By Amy Kenny
You have to have a drum. That’s what Joe Migwans says. It’s maybe the most important thing.
“The first sound we hear is the heartbeat of our mother,” he says over the phone from his home in Whitehorse. “That is what is represented in a drum, is the heartbeat of a mother. We hear that for nine months … the drum is the centre of everything. We need it because it represents who we are and it represents life in general.”
That’s one of the reasons Migwans, who is Ojibway and has been adopted into the Wolf Clan in Champagne Aishihik, was excited to get a chance to refurbish some of a collection of 14 drums for the Yukon Arts Centre this year.
It was the first time in more than a decade since he’s seen them. Back around the time YAC first opened in 1992, Migwans apprenticed with Johnson Edwards, who was raised in the traditional Northern Tutchone lifestyle, from Selkirk First Nation in Pelly Crossing, to make them.
Migwans says he remembers showing up to start working and was surprised to see Edwards, an experienced maker of drums, snowshoes and toboggans, only had a hand planer, some rope, some blocks and, maybe, an axe with him. The experience had a huge influence on Migwans as they worked to create something that could serve as a symbol of cultural resilience.
“I think the idea was that we really wanted to have First Nations feel at home at YAC and so the idea we came up with at that time was to have their presence (on the drums) with their logos,” he says.
The drums, crafted from birch and caribou hide, were painted with the logos of each of the Yukon’s 14 First Nations.
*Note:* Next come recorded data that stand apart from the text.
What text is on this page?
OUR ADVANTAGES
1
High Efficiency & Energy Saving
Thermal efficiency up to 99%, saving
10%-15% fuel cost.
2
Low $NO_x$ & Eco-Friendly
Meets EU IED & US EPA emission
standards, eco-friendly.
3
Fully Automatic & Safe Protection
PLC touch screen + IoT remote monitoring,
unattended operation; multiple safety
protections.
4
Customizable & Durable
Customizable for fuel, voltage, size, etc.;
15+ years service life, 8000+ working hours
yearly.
Painting was originally done by Vernon Asp, who was raised in Mayo, Northern Tutchone by tradition, of Tahltan ancestry and a member of the Cheona (Wolf) Clan, and Ken Anderson, who was born and raised in the Yukon, and is of Tlingit and Scandinavian ancestry.
Whether painted in black and white, or vibrant colours, each drum has an image representing its First Nation. The Vuntut Gwitchin drum features a black caribou against a mountain range. Little Salmon Carmacks First Nation shows an eagle with a salmon in its beak. The drum of the Kwanlin Dün First Nation features the sun reflected on water.
“Those logos totally represent who they are and where they came from,” Migwans says of the paintings, which his wife, Nyla Klugie-Migwans, refurbished. “By having them up there, Yukon First Nations come walking in the Yukon Arts Centre, they see their logo up there, they’re being represented. We feel more of a sense of belonging with the place … to see some of who we are reflected back to us when we go there.”
It’s important, he says, for Yukon First Nations to feel seen and shown in a central location that does them justice.
The drums can be viewed on the Yukon Arts Centre website.